Le pape Léon XIV a-t-il choisi son nom en raison des risques liés à l’intelligence artificielle ? C'est ainsi qu'il l'explique lui-même

Lorsque le pape Léon XIII publie Rerum Novarum en 1891, l’Église catholique est pleinement impliquée dans le débat social du XIXe siècle. C'était une époque marquée par des usines fumantes, des travailleurs épuisés et un capital illimité : l'ère de la révolution industrielle. Plus d’un siècle plus tard, un autre pontife du même nom prévient que nous vivons une révolution tout aussi profonde, bien que plus silencieuse : celle menée par l’intelligence artificielle.
Lors de sa première rencontre officielle avec les cardinaux, le nouveau pape Léon XIV, né à Chicago sous le nom de Robert Prevost et premier pape américain, a déclaré que son pontificat suivrait les traces de son prédécesseur, le pape François, mais a également souligné la défense de la dignité humaine et du travail face aux défis d'une nouvelle « révolution industrielle », désormais marquée par l'intelligence artificielle .
Inspiré par l’héritage social du pape Léon XIII, qui a dirigé l’Église pendant la révolution industrielle du XIXe siècle, Léon XIV met désormais en garde contre les risques que l’IA représente pour la justice sociale et la condition humaine. Il a également réaffirmé son attachement à l'esprit du Concile Vatican II et à la nécessité du dialogue avec le monde contemporain.
L’élection du pape Léon XIV, premier Américain et aussi premier augustinien à occuper le siège de Pierre, marque un tournant non seulement en raison de ses origines mais aussi en raison du discours qu’il a privilégié dès le premier jour : la nécessité pour l’Église d’agir face aux défis éthiques, sociaux et du travail posés par l’intelligence artificielle . Un message puissant à l’heure où les gouvernements, les entreprises et les citoyens commencent à peine à comprendre les véritables conséquences de cette nouvelle technologie.

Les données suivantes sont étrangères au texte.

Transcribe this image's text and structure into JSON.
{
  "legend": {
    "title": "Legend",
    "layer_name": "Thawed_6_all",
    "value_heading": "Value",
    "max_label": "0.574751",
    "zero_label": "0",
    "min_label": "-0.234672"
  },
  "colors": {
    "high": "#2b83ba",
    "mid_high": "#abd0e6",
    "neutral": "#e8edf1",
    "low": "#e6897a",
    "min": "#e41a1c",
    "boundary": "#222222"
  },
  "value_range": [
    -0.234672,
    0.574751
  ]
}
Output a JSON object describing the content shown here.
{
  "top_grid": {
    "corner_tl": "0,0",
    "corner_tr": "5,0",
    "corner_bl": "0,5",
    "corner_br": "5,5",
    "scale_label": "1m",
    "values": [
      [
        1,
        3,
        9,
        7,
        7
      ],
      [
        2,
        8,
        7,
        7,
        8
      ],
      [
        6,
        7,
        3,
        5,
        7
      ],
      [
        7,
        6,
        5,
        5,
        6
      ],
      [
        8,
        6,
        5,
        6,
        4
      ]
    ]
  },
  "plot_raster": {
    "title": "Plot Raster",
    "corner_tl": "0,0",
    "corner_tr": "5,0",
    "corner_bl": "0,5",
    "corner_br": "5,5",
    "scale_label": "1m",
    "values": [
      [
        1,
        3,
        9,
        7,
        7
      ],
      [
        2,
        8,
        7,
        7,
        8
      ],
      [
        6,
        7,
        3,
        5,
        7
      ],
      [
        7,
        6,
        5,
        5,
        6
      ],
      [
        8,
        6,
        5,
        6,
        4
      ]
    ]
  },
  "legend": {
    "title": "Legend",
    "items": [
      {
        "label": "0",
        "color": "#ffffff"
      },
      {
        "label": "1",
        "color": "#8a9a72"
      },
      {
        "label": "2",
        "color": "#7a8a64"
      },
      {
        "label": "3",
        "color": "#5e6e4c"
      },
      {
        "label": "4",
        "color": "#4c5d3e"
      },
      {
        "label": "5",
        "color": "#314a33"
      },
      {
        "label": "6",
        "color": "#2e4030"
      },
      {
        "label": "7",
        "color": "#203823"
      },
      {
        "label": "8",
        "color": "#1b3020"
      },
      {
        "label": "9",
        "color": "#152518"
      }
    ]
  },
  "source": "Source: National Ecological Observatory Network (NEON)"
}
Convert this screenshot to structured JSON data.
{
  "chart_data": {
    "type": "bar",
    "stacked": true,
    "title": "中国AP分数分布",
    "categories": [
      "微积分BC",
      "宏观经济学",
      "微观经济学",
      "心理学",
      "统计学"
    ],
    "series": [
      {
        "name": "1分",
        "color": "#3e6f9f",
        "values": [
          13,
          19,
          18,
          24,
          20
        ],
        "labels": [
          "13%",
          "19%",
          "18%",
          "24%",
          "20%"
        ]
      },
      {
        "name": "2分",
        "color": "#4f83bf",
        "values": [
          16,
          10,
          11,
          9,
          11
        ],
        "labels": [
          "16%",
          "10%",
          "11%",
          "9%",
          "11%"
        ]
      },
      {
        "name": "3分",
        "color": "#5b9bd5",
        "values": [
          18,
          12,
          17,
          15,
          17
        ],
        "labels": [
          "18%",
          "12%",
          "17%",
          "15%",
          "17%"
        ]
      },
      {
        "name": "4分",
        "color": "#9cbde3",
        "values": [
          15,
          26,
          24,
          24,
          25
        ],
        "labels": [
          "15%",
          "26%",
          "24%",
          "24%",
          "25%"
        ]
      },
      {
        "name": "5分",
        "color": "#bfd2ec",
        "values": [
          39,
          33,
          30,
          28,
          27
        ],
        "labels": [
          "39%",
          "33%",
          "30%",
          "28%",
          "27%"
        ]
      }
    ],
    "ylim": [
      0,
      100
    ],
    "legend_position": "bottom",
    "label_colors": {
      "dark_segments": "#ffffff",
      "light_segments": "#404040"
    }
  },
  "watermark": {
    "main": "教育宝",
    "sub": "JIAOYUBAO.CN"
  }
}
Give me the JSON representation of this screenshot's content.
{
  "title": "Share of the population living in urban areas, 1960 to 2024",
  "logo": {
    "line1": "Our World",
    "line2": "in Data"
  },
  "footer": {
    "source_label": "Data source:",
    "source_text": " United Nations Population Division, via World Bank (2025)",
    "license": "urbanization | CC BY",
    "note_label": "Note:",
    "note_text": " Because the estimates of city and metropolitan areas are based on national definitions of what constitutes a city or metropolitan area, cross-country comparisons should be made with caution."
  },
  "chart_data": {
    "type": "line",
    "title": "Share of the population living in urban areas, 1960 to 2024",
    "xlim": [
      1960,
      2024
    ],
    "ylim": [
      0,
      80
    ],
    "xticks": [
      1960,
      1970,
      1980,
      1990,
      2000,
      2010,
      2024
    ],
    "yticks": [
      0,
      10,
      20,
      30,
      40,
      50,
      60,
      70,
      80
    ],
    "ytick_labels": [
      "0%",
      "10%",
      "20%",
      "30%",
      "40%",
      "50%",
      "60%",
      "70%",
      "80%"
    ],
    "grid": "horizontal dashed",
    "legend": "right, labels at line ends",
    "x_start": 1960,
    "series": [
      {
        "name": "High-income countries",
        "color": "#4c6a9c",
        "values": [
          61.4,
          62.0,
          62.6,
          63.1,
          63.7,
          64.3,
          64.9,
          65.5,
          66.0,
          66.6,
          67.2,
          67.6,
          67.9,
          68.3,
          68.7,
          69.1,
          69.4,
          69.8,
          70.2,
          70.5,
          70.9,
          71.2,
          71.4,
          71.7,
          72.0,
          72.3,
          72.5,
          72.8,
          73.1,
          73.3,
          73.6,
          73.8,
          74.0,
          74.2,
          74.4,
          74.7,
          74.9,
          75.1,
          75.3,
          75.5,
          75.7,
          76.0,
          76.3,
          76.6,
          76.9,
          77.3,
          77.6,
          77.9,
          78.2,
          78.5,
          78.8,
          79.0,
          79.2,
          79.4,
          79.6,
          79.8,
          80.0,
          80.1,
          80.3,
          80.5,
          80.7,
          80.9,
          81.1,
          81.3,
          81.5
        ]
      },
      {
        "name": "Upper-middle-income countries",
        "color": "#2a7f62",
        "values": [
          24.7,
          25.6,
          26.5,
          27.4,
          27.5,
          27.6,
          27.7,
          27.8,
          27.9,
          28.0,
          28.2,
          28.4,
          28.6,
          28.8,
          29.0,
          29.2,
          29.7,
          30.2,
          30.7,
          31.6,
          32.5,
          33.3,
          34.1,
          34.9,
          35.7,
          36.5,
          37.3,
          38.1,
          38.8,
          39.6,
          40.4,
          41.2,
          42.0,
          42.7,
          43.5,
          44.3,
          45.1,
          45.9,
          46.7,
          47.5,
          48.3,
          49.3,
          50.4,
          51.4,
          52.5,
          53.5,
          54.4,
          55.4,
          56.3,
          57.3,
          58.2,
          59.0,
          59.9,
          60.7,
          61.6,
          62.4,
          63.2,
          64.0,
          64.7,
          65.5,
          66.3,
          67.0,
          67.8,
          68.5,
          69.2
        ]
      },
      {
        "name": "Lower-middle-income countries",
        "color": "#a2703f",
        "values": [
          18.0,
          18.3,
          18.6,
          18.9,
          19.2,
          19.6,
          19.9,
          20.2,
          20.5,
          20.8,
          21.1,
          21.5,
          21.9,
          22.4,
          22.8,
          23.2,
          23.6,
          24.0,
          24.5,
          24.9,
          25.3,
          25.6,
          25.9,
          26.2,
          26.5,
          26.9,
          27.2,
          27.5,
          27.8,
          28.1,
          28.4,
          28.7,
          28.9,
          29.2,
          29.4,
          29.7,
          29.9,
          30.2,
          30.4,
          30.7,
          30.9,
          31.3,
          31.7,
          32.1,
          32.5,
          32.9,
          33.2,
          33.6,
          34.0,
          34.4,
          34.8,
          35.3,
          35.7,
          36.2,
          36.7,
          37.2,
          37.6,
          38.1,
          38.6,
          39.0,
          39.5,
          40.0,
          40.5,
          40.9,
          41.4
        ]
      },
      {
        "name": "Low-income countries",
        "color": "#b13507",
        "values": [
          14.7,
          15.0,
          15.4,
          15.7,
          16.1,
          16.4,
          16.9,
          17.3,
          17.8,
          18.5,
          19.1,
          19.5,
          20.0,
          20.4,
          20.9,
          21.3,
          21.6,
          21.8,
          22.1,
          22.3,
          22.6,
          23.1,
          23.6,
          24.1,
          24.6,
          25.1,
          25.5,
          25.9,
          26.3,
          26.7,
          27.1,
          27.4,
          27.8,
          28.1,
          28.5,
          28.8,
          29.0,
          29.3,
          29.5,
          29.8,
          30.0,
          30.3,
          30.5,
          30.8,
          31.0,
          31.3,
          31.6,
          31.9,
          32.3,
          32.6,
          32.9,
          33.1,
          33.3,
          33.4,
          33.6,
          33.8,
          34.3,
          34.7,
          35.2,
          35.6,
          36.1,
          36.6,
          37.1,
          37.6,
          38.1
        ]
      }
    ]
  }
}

L'écho de Rerum Novarum à l'ère numériqueÀ la fin du XIXe siècle, le pape Léon XIII dénonce les injustices du travail et défend le droit des travailleurs à des conditions de travail décentes. Cette encyclique, considérée comme la pierre angulaire de la doctrine sociale de l’Église , posait des questions fondamentales : comment équilibrer le capital et le travail ? Comment protéger les plus faibles dans un système qui privilégie l’accumulation de richesses ?
Aujourd’hui, le pape Léon XIV s’inspire directement de cet héritage. Ce n’est pas un hasard s’il a choisi ce nom. Comme en 1891, le système économique actuel est entré dans une phase de transformation radicale, où le travail humain est remplacé ou redéfini par des systèmes automatisés. Si auparavant il s'agissait de machines à vapeur et de métiers à tisser mécaniques, aujourd'hui, ce sont des modèles de texte génératifs, des robots d'entrepôt, des plateformes de recrutement algorithmiques et des parajuristes basés sur l'IA.
Le pontife, d'un ton ferme et réfléchi, prévient que cette technologie ne peut pas être évaluée uniquement sur des bases techniques. L’IA soulève de profonds dilemmes moraux : qui est responsable d’une décision prise par un algorithme ? Comment éviter qu’elle n’amplifie les inégalités ou ne reproduise les préjugés historiques ? Qui veille aux droits des travailleurs du numérique ?
Le Vatican et l’intelligence artificielle : un lien inattenduLa mention explicite de l’intelligence artificielle comme l’un des grands défis du présent n’est pas un geste isolé. Ces dernières années, le Vatican a commencé à se positionner activement dans le débat sur l’éthique technologique . En 2020, sous le pontificat de François, a été lancé l' Appel de Rome pour l'éthique de l'IA , une déclaration conjointe signée par des géants tels que Microsoft, IBM et des représentants du monde universitaire. L’objectif était clair : établir des principes éthiques pour le développement et l’utilisation de l’IA.
Or, Léon XIV reprend ce témoignage et l’élève au rang de priorité doctrinale. Il ne s’agit pas seulement d’avoir une opinion, mais d’agir comme un contrepoids moral à une technologie qui peut transformer l’humanité sans même demander. En ce sens, le pape lance un avertissement qui dépasse la sphère catholique : si l’intelligence artificielle est développée sans cadre éthique, la dignité humaine risque d’être subordonnée à la performance informatique.
L’un des aspects les plus troublants du discours de Léon XIV est sa référence à la manière dont l’IA affecte directement le monde du travail . À l’heure où les plateformes numériques et les systèmes automatisés de gestion des ressources humaines prennent des décisions en matière d’embauche, de licenciement, de productivité et de promotion, le rôle du travailleur peut devenir de plus en plus flou.